# Grubhub the Best in the West.



## LAboy (Jan 23, 2018)

man i have been doing uber eats for a longtime i tried grubhub recently, i love it. u can see who tips you when u accept an offer and how much u gonna make.. dope
now all those mofos that dont tip they will starve lol 
am doing it on my motorcycle too


----------



## jaxbeachrides (May 27, 2015)

I can see that. Doesnt rain much there and they have lane sharing so you can ride by all the traffic.

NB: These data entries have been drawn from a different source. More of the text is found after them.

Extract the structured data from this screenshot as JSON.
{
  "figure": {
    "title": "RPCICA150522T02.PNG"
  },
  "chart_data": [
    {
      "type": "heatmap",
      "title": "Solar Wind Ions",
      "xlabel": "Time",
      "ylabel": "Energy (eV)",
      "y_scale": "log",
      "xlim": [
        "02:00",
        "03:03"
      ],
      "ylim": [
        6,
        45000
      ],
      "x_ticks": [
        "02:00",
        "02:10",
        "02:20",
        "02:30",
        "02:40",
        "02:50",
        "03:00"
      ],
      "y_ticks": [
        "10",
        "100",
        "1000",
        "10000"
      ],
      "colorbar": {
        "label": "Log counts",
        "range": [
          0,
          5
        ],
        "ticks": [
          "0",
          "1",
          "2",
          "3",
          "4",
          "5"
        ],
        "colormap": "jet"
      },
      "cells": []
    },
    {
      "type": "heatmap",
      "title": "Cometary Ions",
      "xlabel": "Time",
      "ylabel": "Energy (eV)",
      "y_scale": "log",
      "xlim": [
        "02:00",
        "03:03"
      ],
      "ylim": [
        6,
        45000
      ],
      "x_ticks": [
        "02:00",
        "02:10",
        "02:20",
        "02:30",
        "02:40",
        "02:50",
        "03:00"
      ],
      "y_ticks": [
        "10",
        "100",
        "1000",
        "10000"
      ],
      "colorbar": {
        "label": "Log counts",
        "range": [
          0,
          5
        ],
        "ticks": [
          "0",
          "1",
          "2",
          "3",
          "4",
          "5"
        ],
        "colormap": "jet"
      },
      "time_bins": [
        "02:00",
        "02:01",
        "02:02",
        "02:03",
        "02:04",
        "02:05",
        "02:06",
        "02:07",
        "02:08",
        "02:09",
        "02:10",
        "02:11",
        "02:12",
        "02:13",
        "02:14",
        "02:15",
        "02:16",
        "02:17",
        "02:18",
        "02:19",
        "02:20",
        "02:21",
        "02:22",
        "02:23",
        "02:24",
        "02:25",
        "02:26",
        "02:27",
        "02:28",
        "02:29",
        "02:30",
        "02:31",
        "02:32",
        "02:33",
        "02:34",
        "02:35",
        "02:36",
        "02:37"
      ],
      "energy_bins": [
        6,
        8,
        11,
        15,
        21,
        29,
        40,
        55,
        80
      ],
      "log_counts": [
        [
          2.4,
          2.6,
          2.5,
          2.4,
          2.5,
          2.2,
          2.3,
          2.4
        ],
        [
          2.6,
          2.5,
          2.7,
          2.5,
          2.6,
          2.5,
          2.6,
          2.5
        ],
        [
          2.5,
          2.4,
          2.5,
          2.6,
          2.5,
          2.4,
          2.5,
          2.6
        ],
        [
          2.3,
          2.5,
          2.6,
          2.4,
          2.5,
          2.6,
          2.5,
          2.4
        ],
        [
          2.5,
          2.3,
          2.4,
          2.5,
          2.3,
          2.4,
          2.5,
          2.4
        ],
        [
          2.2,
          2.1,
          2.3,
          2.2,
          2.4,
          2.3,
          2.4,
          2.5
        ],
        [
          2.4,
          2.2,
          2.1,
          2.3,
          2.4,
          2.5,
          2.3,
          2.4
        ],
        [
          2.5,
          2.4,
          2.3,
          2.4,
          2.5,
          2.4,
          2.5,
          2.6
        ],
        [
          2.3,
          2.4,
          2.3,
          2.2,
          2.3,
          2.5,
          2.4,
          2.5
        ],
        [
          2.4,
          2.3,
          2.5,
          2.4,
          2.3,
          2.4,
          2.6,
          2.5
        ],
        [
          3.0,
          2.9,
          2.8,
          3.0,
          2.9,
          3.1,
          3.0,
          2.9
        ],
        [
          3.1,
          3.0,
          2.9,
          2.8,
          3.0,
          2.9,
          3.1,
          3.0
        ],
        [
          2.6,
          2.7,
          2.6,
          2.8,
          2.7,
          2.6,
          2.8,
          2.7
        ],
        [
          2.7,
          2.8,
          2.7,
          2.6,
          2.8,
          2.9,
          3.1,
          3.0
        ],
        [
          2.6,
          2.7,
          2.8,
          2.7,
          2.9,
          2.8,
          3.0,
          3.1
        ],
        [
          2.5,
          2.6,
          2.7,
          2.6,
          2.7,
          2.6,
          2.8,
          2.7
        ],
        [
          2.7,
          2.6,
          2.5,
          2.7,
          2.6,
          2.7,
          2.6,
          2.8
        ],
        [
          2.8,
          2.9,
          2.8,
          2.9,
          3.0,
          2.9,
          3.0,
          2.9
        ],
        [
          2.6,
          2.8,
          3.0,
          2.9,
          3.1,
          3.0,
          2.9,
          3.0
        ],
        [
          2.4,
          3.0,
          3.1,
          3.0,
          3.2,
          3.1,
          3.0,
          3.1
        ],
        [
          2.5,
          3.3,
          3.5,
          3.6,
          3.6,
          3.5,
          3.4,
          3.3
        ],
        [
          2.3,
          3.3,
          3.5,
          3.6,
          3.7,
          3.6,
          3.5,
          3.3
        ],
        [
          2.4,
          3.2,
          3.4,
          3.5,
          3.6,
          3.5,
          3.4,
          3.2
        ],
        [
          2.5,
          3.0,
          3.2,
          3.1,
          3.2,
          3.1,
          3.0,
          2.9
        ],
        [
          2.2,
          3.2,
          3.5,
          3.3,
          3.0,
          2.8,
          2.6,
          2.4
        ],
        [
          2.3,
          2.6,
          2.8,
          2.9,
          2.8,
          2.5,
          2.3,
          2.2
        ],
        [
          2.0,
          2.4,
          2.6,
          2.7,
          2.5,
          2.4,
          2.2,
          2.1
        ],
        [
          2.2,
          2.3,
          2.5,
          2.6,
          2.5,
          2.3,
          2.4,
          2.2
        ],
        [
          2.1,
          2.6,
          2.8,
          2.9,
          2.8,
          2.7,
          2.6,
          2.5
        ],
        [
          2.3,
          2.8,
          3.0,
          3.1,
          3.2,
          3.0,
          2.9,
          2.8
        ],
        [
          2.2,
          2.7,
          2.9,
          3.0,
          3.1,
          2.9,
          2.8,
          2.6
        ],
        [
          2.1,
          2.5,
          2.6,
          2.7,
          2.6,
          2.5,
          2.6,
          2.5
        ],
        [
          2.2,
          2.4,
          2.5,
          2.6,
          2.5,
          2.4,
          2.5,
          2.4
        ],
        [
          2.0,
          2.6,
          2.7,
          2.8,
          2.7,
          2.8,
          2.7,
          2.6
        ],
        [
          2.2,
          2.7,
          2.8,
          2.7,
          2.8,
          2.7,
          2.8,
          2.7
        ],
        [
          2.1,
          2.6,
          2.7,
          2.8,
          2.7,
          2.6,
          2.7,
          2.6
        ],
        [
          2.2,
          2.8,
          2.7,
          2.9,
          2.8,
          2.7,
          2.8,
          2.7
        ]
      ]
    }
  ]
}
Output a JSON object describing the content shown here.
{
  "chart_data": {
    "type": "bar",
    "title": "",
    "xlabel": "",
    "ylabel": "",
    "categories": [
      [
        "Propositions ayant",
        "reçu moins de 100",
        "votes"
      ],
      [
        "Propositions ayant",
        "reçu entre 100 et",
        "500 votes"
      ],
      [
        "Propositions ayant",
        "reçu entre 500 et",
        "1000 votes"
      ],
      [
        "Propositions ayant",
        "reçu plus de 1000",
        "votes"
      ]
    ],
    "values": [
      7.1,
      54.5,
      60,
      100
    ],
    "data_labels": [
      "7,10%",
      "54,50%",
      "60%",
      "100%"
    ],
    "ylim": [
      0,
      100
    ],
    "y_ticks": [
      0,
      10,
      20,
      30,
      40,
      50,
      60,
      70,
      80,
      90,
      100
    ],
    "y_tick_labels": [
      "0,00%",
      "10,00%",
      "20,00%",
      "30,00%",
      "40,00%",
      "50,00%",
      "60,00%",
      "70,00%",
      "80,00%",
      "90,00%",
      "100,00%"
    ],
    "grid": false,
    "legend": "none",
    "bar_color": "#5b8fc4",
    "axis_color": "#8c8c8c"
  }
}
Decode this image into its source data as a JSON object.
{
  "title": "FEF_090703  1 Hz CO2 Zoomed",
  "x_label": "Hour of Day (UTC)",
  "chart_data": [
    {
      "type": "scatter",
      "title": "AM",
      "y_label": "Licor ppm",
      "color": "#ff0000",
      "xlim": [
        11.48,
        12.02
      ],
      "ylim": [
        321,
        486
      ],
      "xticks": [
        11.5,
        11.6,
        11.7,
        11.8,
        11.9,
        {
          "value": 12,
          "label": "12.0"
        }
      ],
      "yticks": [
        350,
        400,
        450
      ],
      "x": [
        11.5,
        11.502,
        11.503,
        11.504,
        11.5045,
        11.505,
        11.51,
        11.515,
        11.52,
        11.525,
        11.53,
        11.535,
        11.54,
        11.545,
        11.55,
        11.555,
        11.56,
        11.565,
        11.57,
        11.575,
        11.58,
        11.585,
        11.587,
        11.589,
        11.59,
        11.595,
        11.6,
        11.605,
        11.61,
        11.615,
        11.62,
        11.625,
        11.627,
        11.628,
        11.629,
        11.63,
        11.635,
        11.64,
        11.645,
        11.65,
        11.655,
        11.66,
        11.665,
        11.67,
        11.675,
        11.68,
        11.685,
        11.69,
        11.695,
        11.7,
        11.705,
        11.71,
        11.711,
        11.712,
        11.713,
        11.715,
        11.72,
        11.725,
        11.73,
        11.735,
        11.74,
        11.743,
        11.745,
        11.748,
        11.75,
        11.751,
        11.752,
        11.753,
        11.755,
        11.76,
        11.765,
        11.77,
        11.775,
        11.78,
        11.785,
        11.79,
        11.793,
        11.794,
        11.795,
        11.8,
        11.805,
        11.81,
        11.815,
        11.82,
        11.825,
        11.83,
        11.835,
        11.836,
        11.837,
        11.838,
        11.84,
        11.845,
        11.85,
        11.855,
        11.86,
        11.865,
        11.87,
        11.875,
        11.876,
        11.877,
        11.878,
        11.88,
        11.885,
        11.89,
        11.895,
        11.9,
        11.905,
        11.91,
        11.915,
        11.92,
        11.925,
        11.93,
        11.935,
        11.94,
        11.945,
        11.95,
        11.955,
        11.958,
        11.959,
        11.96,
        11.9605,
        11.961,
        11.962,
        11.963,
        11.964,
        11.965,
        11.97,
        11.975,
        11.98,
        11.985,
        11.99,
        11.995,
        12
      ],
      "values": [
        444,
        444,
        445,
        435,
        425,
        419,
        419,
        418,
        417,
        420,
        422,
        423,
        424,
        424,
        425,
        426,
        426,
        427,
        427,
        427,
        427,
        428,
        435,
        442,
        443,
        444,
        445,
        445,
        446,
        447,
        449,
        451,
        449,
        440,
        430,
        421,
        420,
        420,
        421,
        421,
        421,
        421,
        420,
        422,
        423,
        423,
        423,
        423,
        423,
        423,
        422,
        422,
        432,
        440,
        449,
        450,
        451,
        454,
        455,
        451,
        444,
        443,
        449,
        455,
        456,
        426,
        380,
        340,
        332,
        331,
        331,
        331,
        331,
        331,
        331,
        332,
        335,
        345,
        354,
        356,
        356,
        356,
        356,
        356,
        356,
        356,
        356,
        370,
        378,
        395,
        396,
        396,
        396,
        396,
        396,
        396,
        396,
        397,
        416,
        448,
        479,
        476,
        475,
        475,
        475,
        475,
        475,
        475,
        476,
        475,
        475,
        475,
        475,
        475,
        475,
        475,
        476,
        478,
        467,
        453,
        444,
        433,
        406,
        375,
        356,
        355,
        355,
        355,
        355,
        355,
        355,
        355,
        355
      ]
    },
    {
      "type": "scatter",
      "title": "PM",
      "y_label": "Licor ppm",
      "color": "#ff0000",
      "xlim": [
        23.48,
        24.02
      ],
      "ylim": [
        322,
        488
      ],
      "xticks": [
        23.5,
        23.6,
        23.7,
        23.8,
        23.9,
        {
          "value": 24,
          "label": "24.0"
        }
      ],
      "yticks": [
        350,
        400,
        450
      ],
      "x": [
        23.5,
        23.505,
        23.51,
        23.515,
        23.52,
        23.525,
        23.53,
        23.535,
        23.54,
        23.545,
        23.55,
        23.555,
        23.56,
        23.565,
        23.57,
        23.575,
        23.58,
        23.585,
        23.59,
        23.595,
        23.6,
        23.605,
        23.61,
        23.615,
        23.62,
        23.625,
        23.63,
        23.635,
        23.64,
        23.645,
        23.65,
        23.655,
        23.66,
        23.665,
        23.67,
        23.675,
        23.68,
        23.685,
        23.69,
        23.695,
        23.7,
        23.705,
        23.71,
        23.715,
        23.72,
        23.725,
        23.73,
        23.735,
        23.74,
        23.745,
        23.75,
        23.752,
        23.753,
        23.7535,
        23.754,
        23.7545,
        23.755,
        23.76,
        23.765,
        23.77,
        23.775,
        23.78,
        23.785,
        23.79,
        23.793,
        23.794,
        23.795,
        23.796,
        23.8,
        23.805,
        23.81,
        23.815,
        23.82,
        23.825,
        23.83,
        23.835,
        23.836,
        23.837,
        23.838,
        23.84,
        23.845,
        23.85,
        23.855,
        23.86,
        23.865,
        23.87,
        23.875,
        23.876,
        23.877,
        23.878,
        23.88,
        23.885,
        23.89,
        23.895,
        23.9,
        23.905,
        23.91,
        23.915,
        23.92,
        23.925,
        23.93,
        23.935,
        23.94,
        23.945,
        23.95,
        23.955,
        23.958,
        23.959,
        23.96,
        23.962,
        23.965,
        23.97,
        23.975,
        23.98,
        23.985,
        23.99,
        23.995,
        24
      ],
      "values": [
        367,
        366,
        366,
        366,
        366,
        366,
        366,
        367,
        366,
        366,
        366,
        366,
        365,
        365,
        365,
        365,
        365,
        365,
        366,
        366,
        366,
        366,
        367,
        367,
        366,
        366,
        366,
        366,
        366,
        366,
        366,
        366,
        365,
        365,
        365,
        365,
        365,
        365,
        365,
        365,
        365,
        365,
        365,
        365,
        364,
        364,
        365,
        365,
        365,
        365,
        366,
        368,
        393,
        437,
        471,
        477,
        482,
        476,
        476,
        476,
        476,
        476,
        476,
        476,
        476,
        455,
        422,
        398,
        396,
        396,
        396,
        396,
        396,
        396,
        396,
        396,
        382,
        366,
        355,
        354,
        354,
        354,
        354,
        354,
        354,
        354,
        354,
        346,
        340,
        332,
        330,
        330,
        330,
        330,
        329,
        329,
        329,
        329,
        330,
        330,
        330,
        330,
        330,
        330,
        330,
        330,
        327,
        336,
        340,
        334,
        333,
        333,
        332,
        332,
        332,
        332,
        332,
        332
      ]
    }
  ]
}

I dont know how you arent still waiting for orders though. That was the dealbreaker for me. I did it for a couple weeks and the waiting turned 20 an hour into 10.


----------



## oicu812 (Aug 29, 2016)

Non-tippers won't starve. There are plenty of premier drivers that will pick those up. Welcome to partner level!


----------



## nighthawk398 (Jul 21, 2015)

oicu812 said:


> Non-tippers won't starve. There are plenty of premier drivers that will pick those up. Welcome to partner level!


or those who want the guarantee


----------



## Pax Collector (Feb 18, 2018)

LAboy said:


> dope
> now all those mofos that dont tip they will starve lol


Not if super ants do something about it.

"$5 delivery on the way! No tipping necessary".


----------